Songs in the key of me: The price of a luxurious coat

I don't know how to properly care for my pet hamster in the summer and I'm afraid he might die.

There is no air conditioning in my apartment and there is no where I can put him where he won't be close to a window.

I keep the blinds closed, but some sunlight always gets through. There isn't very much light in the morning, but I have no way to know how intense the beams get at the height of the day.

Mr. Robert J. Cabbage, my hamster, also has a long and, what I consider very luxurious coat. The people at the pet store said his fur would get so long that I would have to groom him, but this has not been the case.

Mr. Cabbage spends several hours each day grooming himself. He does this even though he has no other hamsters to see and no reason to think he won't be immediately popular with the people he meets.

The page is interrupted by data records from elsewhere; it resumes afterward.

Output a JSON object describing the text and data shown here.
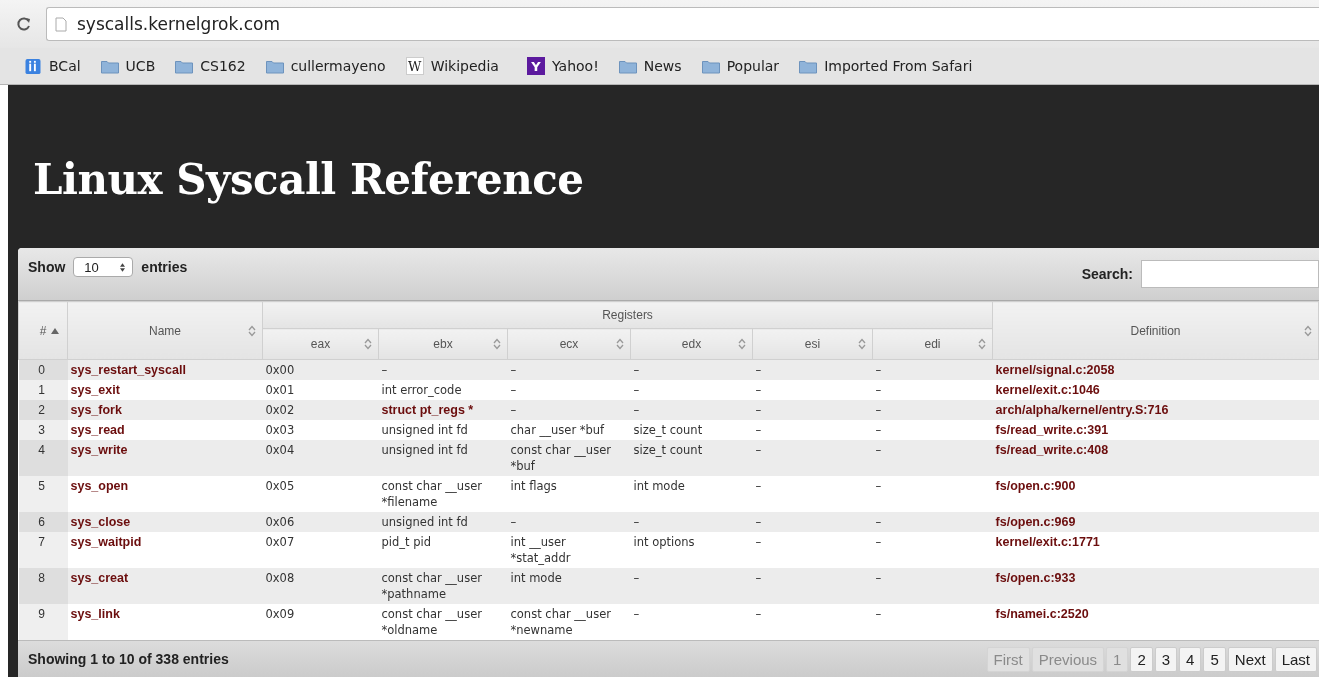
{
  "browser": {
    "url": "syscalls.kernelgrok.com",
    "bookmarks": [
      {
        "label": "BCal",
        "kind": "app"
      },
      {
        "label": "UCB",
        "kind": "folder"
      },
      {
        "label": "CS162",
        "kind": "folder"
      },
      {
        "label": "cullermayeno",
        "kind": "folder"
      },
      {
        "label": "Wikipedia",
        "kind": "letter",
        "glyph": "W",
        "color": "#ffffff"
      },
      {
        "label": "Yahoo!",
        "kind": "letter",
        "glyph": "Y",
        "color": "#5c1a9e"
      },
      {
        "label": "News",
        "kind": "folder"
      },
      {
        "label": "Popular",
        "kind": "folder"
      },
      {
        "label": "Imported From Safari",
        "kind": "folder"
      }
    ]
  },
  "page_title": "Linux Syscall Reference",
  "length_control": {
    "show_label": "Show",
    "value": "10",
    "entries_label": "entries"
  },
  "search": {
    "label": "Search:"
  },
  "table": {
    "group_header": "Registers",
    "columns": [
      {
        "label": "#",
        "sorted": true
      },
      {
        "label": "Name",
        "sorted": false
      },
      {
        "label": "eax",
        "sorted": false
      },
      {
        "label": "ebx",
        "sorted": false
      },
      {
        "label": "ecx",
        "sorted": false
      },
      {
        "label": "edx",
        "sorted": false
      },
      {
        "label": "esi",
        "sorted": false
      },
      {
        "label": "edi",
        "sorted": false
      },
      {
        "label": "Definition",
        "sorted": false
      }
    ],
    "rows": [
      {
        "num": "0",
        "name": "sys_restart_syscall",
        "eax": "0x00",
        "ebx": "–",
        "ebx_link": false,
        "ecx": "–",
        "edx": "–",
        "esi": "–",
        "edi": "–",
        "definition": "kernel/signal.c:2058"
      },
      {
        "num": "1",
        "name": "sys_exit",
        "eax": "0x01",
        "ebx": "int error_code",
        "ebx_link": false,
        "ecx": "–",
        "edx": "–",
        "esi": "–",
        "edi": "–",
        "definition": "kernel/exit.c:1046"
      },
      {
        "num": "2",
        "name": "sys_fork",
        "eax": "0x02",
        "ebx": "struct pt_regs *",
        "ebx_link": true,
        "ecx": "–",
        "edx": "–",
        "esi": "–",
        "edi": "–",
        "definition": "arch/alpha/kernel/entry.S:716"
      },
      {
        "num": "3",
        "name": "sys_read",
        "eax": "0x03",
        "ebx": "unsigned int fd",
        "ebx_link": false,
        "ecx": "char __user *buf",
        "edx": "size_t count",
        "esi": "–",
        "edi": "–",
        "definition": "fs/read_write.c:391"
      },
      {
        "num": "4",
        "name": "sys_write",
        "eax": "0x04",
        "ebx": "unsigned int fd",
        "ebx_link": false,
        "ecx": "const char __user *buf",
        "edx": "size_t count",
        "esi": "–",
        "edi": "–",
        "definition": "fs/read_write.c:408"
      },
      {
        "num": "5",
        "name": "sys_open",
        "eax": "0x05",
        "ebx": "const char __user *filename",
        "ebx_link": false,
        "ecx": "int flags",
        "edx": "int mode",
        "esi": "–",
        "edi": "–",
        "definition": "fs/open.c:900"
      },
      {
        "num": "6",
        "name": "sys_close",
        "eax": "0x06",
        "ebx": "unsigned int fd",
        "ebx_link": false,
        "ecx": "–",
        "edx": "–",
        "esi": "–",
        "edi": "–",
        "definition": "fs/open.c:969"
      },
      {
        "num": "7",
        "name": "sys_waitpid",
        "eax": "0x07",
        "ebx": "pid_t pid",
        "ebx_link": false,
        "ecx": "int __user *stat_addr",
        "edx": "int options",
        "esi": "–",
        "edi": "–",
        "definition": "kernel/exit.c:1771"
      },
      {
        "num": "8",
        "name": "sys_creat",
        "eax": "0x08",
        "ebx": "const char __user *pathname",
        "ebx_link": false,
        "ecx": "int mode",
        "edx": "–",
        "esi": "–",
        "edi": "–",
        "definition": "fs/open.c:933"
      },
      {
        "num": "9",
        "name": "sys_link",
        "eax": "0x09",
        "ebx": "const char __user *oldname",
        "ebx_link": false,
        "ecx": "const char __user *newname",
        "edx": "–",
        "esi": "–",
        "edi": "–",
        "definition": "fs/namei.c:2520"
      }
    ]
  },
  "info": "Showing 1 to 10 of 338 entries",
  "pagination": [
    {
      "label": "First",
      "disabled": true
    },
    {
      "label": "Previous",
      "disabled": true
    },
    {
      "label": "1",
      "disabled": true
    },
    {
      "label": "2",
      "disabled": false
    },
    {
      "label": "3",
      "disabled": false
    },
    {
      "label": "4",
      "disabled": false
    },
    {
      "label": "5",
      "disabled": false
    },
    {
      "label": "Next",
      "disabled": false
    },
    {
      "label": "Last",
      "disabled": false
    }
  ]
}
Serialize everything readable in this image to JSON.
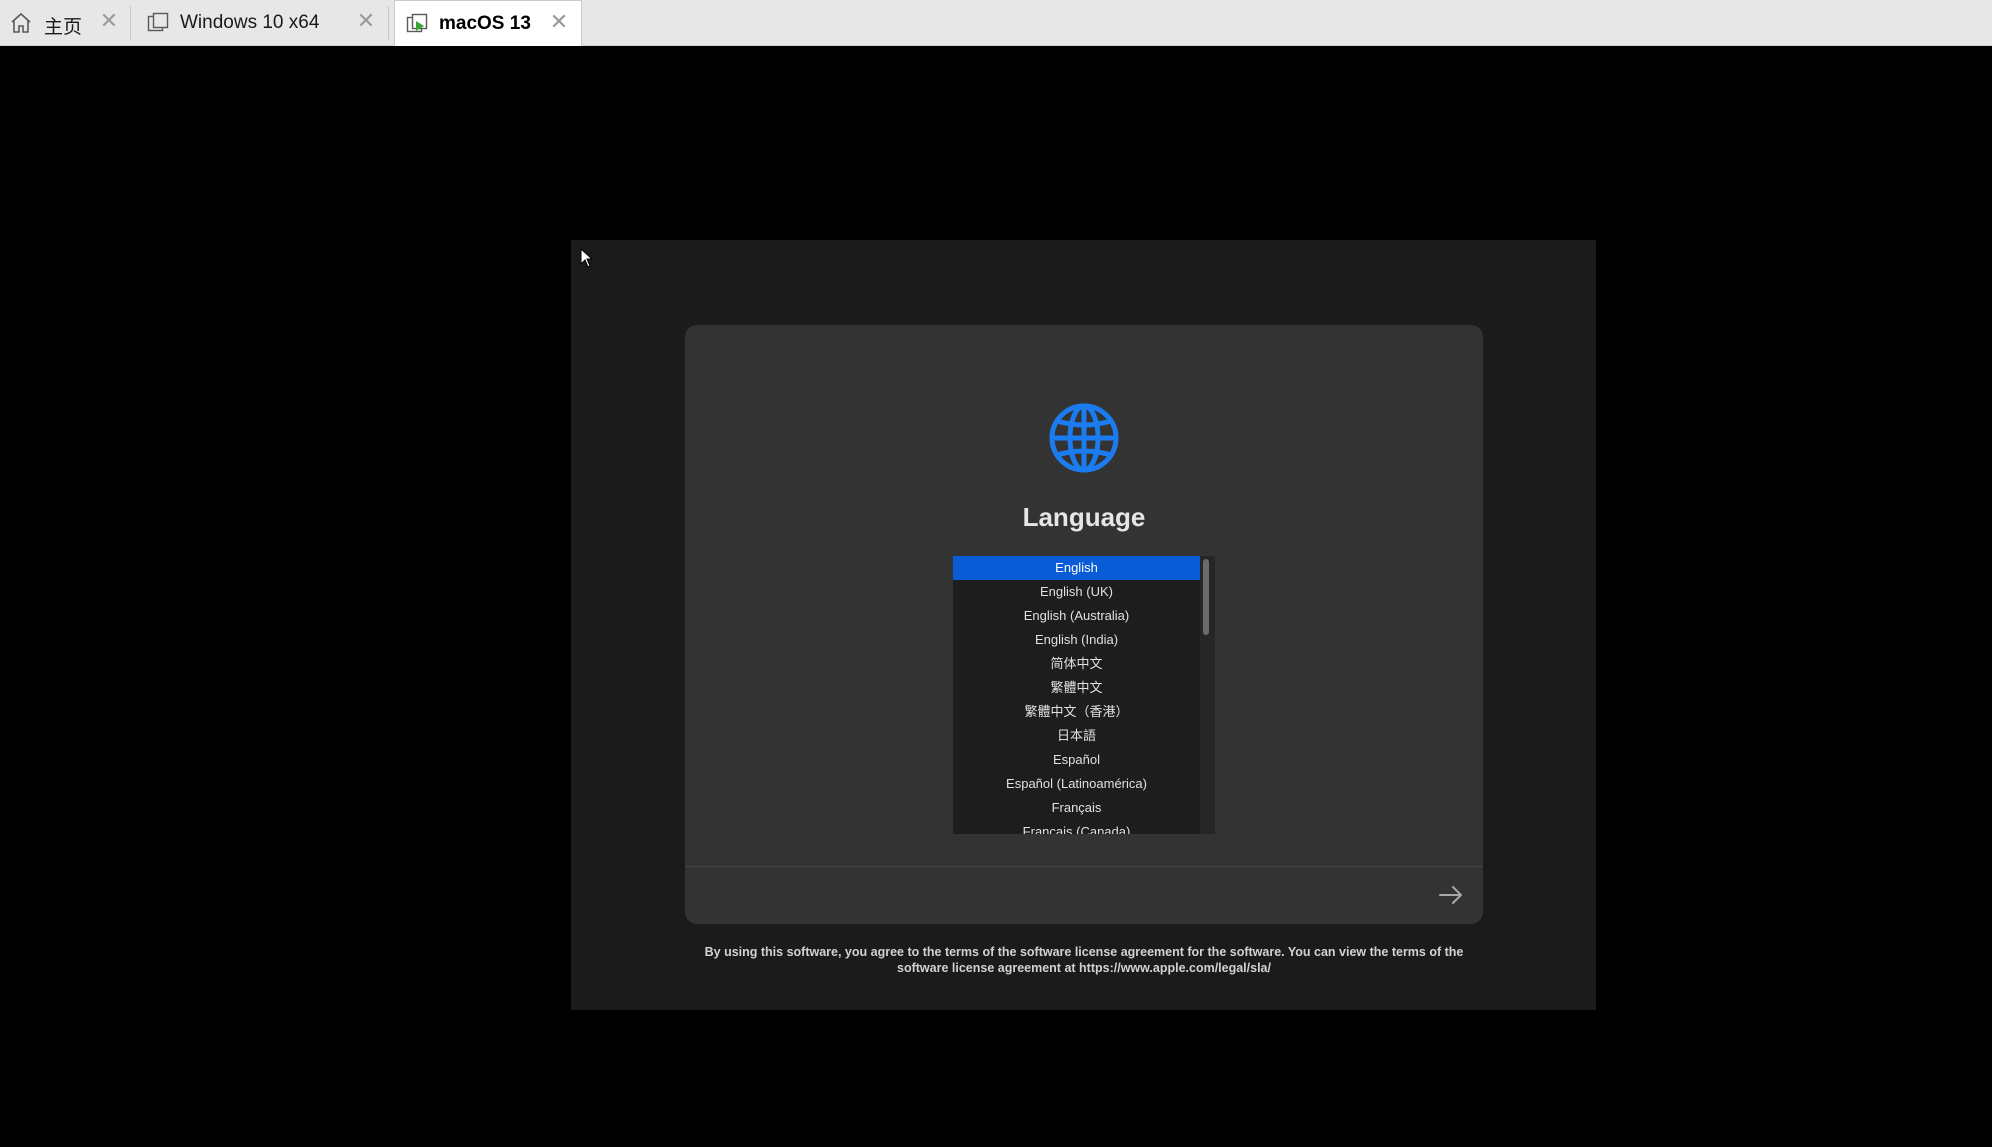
{
  "tabs": [
    {
      "label": "主页",
      "icon": "home-icon",
      "active": false
    },
    {
      "label": "Windows 10 x64",
      "icon": "vm-icon",
      "active": false
    },
    {
      "label": "macOS 13",
      "icon": "vm-running-icon",
      "active": true
    }
  ],
  "tab_close_glyph": "✕",
  "installer": {
    "icon": "globe-icon",
    "title": "Language",
    "languages": [
      "English",
      "English (UK)",
      "English (Australia)",
      "English (India)",
      "简体中文",
      "繁體中文",
      "繁體中文（香港）",
      "日本語",
      "Español",
      "Español (Latinoamérica)",
      "Français",
      "Français (Canada)"
    ],
    "selected_language": "English",
    "next_button_icon": "arrow-right-icon",
    "license_text": "By using this software, you agree to the terms of the software license agreement for the software. You can view the terms of the software license agreement at https://www.apple.com/legal/sla/"
  },
  "colors": {
    "accent_blue": "#0a5bd6",
    "globe_blue": "#1a7cf0",
    "panel_bg": "#333333",
    "screen_bg": "#1b1b1b"
  }
}
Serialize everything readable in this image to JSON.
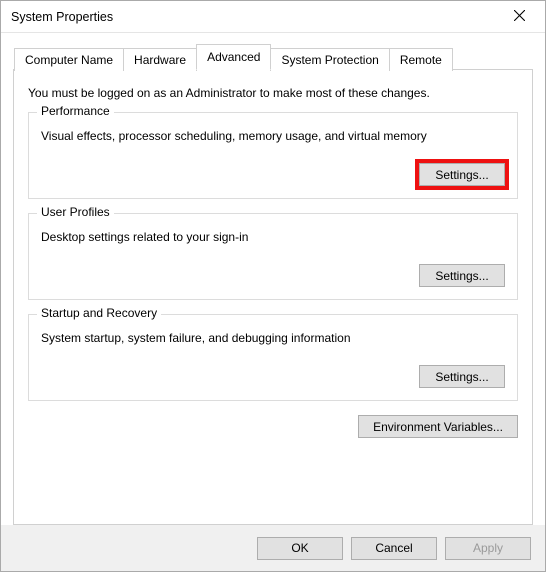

It is only pride that drives him.

I respect that.

"Well, someone looks quite handsome today," I will tell him.

"Who? Me?" Mr. Cabbage thinks, turning to one side, pretending to be embarrassed.

I don't know if he is supposed to shed, but he doesn't and this leaves him looking like a tiny woolly mammoth.

I would trim his fur, but that seems like it would be traumatic for him. Think of what it would be like to a get a haircut with scissors that are the length of your body.

But I guess he is content with other things people won't do, like eating from a large food dish, drinking from an enormous jug and sleeping near his own filth.

Anyway, I've started putting a fan by his cage, but I don't know if this makes him too cold. I wouldn't want to dry out his eyes either, especially because I'm not sure he actually has eyelids. It looks like he just scrunches his face together when he sleeps.

If hamsters get too cold, I guess they go into hibernation. Mr. Cabbage has not done this, but I think he would if he could voluntarily.

He sleeps at least 16 hours a day, getting up only for a drink of water or to carry food pellets back to his nest.

I worry about the water bottle, though, because if got jammed and stopped working, how would I know? It's not like there is an open source of water on the floor that he could run to and show how thirsty he was.

It could be, however, that all this is Mr. Cabbage's own fault. Maybe he can control his shedding but chooses not to.

"It's the price of a luxurious coat," he might want to tell me.